Sentiers d'histoire : le Shikoku Henro
Les sentiers servent à se déplacer ; pourquoi les façonner et s’y mouvoir autant ? Descendons quelques chemins à travers le monde pour remonter l’histoire de ceux qui les pratiquaient. Retrouvez-les dans le dernier numéro de notre magazine TERRE.

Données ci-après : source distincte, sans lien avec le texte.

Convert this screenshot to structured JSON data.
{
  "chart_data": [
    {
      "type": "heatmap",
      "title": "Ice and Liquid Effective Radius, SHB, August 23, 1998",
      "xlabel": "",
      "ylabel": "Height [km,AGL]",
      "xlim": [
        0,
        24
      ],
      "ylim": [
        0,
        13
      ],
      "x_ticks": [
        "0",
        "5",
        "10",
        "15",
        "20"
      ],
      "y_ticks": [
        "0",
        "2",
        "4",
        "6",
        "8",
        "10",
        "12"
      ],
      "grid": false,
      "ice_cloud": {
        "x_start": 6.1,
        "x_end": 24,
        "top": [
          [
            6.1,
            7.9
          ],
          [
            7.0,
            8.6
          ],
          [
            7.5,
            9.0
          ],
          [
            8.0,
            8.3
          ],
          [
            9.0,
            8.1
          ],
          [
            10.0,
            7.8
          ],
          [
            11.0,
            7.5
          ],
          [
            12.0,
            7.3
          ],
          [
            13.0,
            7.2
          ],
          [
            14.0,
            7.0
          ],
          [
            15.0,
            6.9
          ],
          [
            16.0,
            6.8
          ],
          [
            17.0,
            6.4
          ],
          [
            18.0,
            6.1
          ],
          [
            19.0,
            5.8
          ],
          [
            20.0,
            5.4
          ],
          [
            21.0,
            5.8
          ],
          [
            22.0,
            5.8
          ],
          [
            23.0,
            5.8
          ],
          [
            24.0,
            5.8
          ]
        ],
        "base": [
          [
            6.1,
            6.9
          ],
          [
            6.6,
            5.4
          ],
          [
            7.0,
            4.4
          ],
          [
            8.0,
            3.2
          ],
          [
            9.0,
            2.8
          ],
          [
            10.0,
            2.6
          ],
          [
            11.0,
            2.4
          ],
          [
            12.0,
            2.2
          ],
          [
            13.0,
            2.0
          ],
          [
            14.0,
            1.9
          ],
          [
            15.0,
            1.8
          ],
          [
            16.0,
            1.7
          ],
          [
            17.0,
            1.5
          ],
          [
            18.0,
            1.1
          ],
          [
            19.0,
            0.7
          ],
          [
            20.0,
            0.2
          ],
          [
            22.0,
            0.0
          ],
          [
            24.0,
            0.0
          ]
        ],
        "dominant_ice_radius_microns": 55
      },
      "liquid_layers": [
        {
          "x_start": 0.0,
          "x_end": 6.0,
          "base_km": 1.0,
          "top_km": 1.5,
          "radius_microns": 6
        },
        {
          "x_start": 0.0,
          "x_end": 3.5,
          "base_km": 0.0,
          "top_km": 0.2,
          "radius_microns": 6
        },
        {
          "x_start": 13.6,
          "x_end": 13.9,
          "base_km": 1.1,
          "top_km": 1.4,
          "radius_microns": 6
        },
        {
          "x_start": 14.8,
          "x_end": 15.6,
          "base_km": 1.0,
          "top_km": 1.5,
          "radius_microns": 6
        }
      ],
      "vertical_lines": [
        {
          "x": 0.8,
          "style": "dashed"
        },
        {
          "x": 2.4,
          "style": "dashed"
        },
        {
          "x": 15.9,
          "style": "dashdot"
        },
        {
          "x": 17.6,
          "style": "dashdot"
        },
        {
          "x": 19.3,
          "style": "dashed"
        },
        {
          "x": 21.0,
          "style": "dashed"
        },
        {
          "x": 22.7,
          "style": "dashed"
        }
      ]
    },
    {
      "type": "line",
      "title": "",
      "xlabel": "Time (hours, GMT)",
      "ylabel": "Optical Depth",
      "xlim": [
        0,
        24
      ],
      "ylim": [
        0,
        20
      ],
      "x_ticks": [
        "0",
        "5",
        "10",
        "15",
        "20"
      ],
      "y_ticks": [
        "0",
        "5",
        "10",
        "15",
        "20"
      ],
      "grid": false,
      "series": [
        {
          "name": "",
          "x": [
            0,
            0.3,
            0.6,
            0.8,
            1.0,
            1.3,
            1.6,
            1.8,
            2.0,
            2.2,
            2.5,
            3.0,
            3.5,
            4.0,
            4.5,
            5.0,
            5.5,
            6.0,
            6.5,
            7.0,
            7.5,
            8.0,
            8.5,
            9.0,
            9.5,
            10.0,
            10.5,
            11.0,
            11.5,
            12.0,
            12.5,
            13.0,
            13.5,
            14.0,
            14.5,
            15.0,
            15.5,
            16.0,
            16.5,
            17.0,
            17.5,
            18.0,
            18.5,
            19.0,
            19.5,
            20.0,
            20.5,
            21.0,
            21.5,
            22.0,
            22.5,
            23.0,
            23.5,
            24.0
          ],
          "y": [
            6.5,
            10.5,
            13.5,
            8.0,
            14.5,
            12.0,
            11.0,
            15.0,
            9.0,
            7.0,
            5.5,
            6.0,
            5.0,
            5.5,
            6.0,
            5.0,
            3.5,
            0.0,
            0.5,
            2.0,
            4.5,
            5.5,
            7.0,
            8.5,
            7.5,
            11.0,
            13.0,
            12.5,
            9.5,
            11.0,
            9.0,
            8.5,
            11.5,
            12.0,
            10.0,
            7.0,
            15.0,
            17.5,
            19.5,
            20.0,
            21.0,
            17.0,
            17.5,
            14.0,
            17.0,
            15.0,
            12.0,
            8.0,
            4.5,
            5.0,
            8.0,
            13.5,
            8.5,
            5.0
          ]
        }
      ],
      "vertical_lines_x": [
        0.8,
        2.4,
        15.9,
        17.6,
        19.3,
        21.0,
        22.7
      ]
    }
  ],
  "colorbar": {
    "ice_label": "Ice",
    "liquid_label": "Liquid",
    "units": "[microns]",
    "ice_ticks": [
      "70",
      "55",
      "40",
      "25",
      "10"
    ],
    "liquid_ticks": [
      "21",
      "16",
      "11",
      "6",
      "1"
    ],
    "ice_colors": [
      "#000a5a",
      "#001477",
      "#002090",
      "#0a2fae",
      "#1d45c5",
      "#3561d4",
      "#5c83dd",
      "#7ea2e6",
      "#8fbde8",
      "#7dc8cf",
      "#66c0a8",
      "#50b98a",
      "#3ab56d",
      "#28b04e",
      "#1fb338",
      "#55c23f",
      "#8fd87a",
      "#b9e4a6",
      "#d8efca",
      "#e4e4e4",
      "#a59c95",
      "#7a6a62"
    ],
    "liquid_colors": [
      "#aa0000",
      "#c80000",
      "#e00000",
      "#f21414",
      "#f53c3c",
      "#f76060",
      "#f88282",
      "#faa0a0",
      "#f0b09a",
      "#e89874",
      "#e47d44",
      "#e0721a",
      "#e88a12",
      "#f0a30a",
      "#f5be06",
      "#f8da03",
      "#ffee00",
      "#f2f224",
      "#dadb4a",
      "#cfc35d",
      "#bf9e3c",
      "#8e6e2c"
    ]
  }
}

Le Shikoku Henro, au Japon
Le pèlerinage de Shikoku au Japon est l’un des rares chemins spirituels circulaires au monde. Il fait le tour de l’île et rejoint 88 temples officiels, tous reliés à la vie du moine bouddhiste Kukai. Né en 774 près du temple n° 75, l’adolescent part se former à la capitale, Nara, puis, après avoir choisi la voie du bouddhisme, au grand dam de ses parents, il se rend en Chine à Chang’an, d’où il ramènera la doctrine ésotérique du bouddhisme shingon. Il défend alors l’idée, révolutionnaire à l’époque, que tout individu peut parvenir à l’éveil en une seule vie. Une promesse très populaire, loin de l’élitisme du bouddhisme impérial. Les premières metions du pèlerinage de Shikoku remontent au XIIe siècle, mais on n’y parle pas encore des 88 temples. Ceux-ci se seraient fixés entre le XVIe et le XVIIe siècles. Du premier temple, le Ryozen-ji, au dernier, le Okubo-ji, il faut parcourir à pied 1200 kilomètres, ce qui nécessite environ six semaines. Cette voie traverse quatre provinces, ce que signifie d’ailleurs « Shikoku ». À travers elles, le pèlerin s’approche de l’extinction du feu des passions par autant d’étapes : l’éveil spirituel, l’entraînement à l’ascèse, l’illumination et le fameux nirvana. Vêtu a minima de son gilet blanc et de son bâton à grelots — symbolisant le guide Kukai —, le pèlerin est facilement identifiable et peut ainsi recevoir l’aide et des cadeaux de la part des locaux, qu’il ne faut surtout pas refuser. Dans chaque temple, il joint les mains, se prosterne, se purifie, sonne le gong, allume une bougie blanche et trois bâtonnets d’encens, psalmodie le sutra du cœur et, ainsi, rend honneur au bouddha puis à Kukai. À l’issue du pèlerinage, lorsque son carnet est rempli de la calligraphie de chaque temple, l’humble est invité à se rendre sur l’île de Honshu, au mont Koya, se recueillir au plus près de Kukai qui repose là-bas.